SURAKARTA, TAKAWA.ID - Pemerintah melalui Kementerian Agraria dan Tata Ruang/Badan Pertanahan Nasional (ATR/BPN) tengah mempercepat proses pengakuan hak ulayat masyarakat adat di berbagai wilayah Indonesia. Upaya ini difokuskan di sejumlah daerah seperti Sumatera Barat, Kalimantan Barat, Kalimantan Tengah, hingga Papua sebagai bentuk perlindungan hukum terhadap tanah adat.
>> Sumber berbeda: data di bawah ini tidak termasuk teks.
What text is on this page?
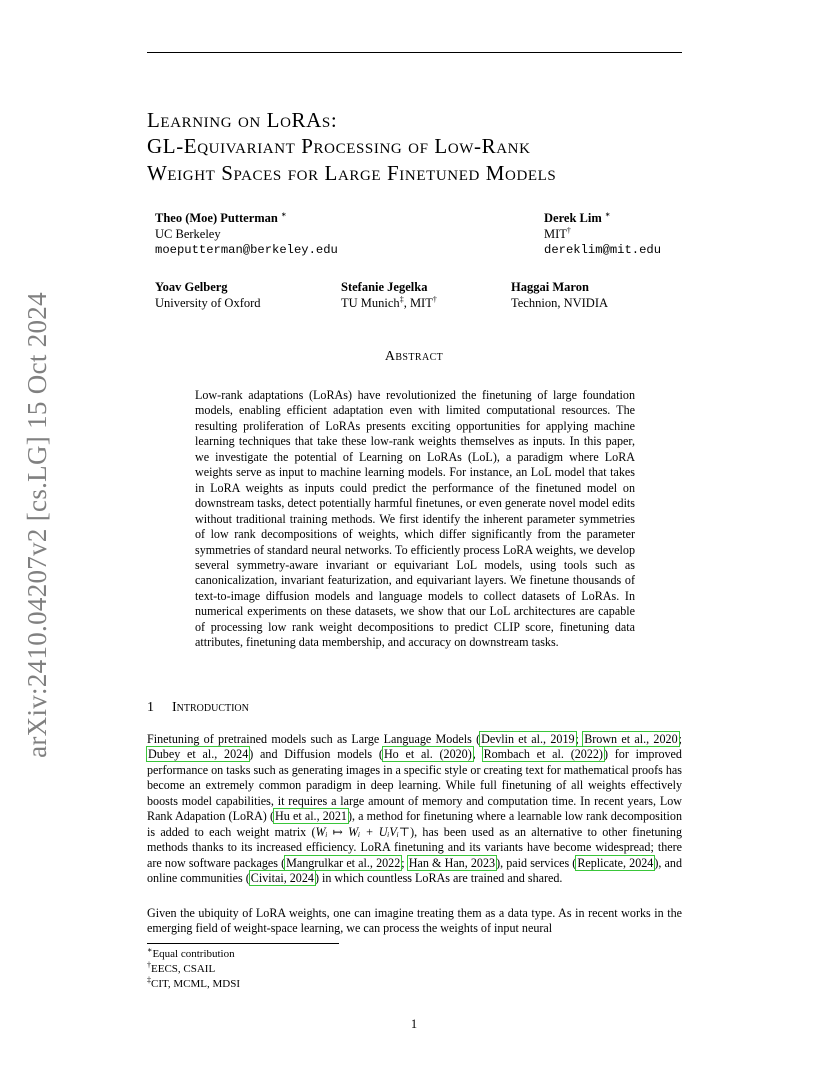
arXiv:2410.04207v2 [cs.LG] 15 Oct 2024
Learning on LoRAs:
GL-Equivariant Processing of Low-Rank
Weight Spaces for Large Finetuned Models
Theo (Moe) Putterman ∗
UC Berkeley
moeputterman@berkeley.edu
Derek Lim ∗
MIT†
dereklim@mit.edu
Yoav Gelberg
University of Oxford
Stefanie Jegelka
TU Munich‡, MIT†
Haggai Maron
Technion, NVIDIA
Abstract
Low-rank adaptations (LoRAs) have revolutionized the finetuning of large foundation models, enabling efficient adaptation even with limited computational resources. The resulting proliferation of LoRAs presents exciting opportunities for applying machine learning techniques that take these low-rank weights themselves as inputs. In this paper, we investigate the potential of Learning on LoRAs (LoL), a paradigm where LoRA weights serve as input to machine learning models. For instance, an LoL model that takes in LoRA weights as inputs could predict the performance of the finetuned model on downstream tasks, detect potentially harmful finetunes, or even generate novel model edits without traditional training methods. We first identify the inherent parameter symmetries of low rank decompositions of weights, which differ significantly from the parameter symmetries of standard neural networks. To efficiently process LoRA weights, we develop several symmetry-aware invariant or equivariant LoL models, using tools such as canonicalization, invariant featurization, and equivariant layers. We finetune thousands of text-to-image diffusion models and language models to collect datasets of LoRAs. In numerical experiments on these datasets, we show that our LoL architectures are capable of processing low rank weight decompositions to predict CLIP score, finetuning data attributes, finetuning data membership, and accuracy on downstream tasks.
1 Introduction
Finetuning of pretrained models such as Large Language Models (Devlin et al., 2019; Brown et al., 2020; Dubey et al., 2024) and Diffusion models (Ho et al. (2020), Rombach et al. (2022)) for improved performance on tasks such as generating images in a specific style or creating text for mathematical proofs has become an extremely common paradigm in deep learning. While full finetuning of all weights effectively boosts model capabilities, it requires a large amount of memory and computation time. In recent years, Low Rank Adapation (LoRA) (Hu et al., 2021), a method for finetuning where a learnable low rank decomposition is added to each weight matrix (Wᵢ ↦ Wᵢ + UᵢVᵢ⊤), has been used as an alternative to other finetuning methods thanks to its increased efficiency. LoRA finetuning and its variants have become widespread; there are now software packages (Mangrulkar et al., 2022; Han & Han, 2023), paid services (Replicate, 2024), and online communities (Civitai, 2024) in which countless LoRAs are trained and shared.
Given the ubiquity of LoRA weights, one can imagine treating them as a data type. As in recent works in the emerging field of weight-space learning, we can process the weights of input neural
∗Equal contribution
†EECS, CSAIL
‡CIT, MCML, MDSI
1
Selain proses pengakuan, pemerintah juga telah menerbitkan sertipikat hak ulayat di sejumlah wilayah tersebut guna memberikan kepastian hukum atas kepemilikan tanah masyarakat adat. Langkah ini diharapkan dapat mencegah konflik pertanahan sekaligus menjaga keberlangsungan hak masyarakat hukum adat.

Menteri Agraria dan Tata Ruang/Kepala Badan Pertanahan Nasional (ATR/BPN), Nusron Wahid, bersama Wakil Menteri Pertanian, Sudaryono, menjadi pembicara dalam kegiatan Kopdar Nusantara Young Leaders (NYL) di Universitas Negeri Surakarta, Jawa Tengah, Jumat (08/05/2026). Dalam kesempatan tersebut, Menteri Nusron menegaskan pentingnya pengakuan dan perlindungan hak ulayat masyarakat adat di Indonesia.

“Memang idealnya semua lahan-lahan HGU itu yang memang terbukti di situ ada tanah ulayat, diulayatkan dulu (sertipikasi tanah ulayat), baru kemudian ada HGU di atas hak ulayat,” ujar Menteri Nusron.

Ia menilai pengakuan hak ulayat menjadi langkah penting sebelum penerbitan hak guna usaha (HGU), terutama pada wilayah yang memiliki keterkaitan dengan tanah adat masyarakat setempat.

Namun demikian, Menteri Nusron mengakui masih terdapat tantangan dalam implementasi perlindungan tanah adat. Ia mencontohkan sejumlah kasus ketika kepala suku menjual tanah, sementara kelompok adat lain saling mengklaim kepemilikan atas wilayah yang sama, sehingga berpotensi memicu sengketa.

“Ini masalahnya, bagaimana cara mengompakkan masyarakat adat tersebut, supaya benar-benar kompak dan tidak diakui satu sama lain. Nah karena itu menjadi PR, tugas kita,” kata Menteri Nusron.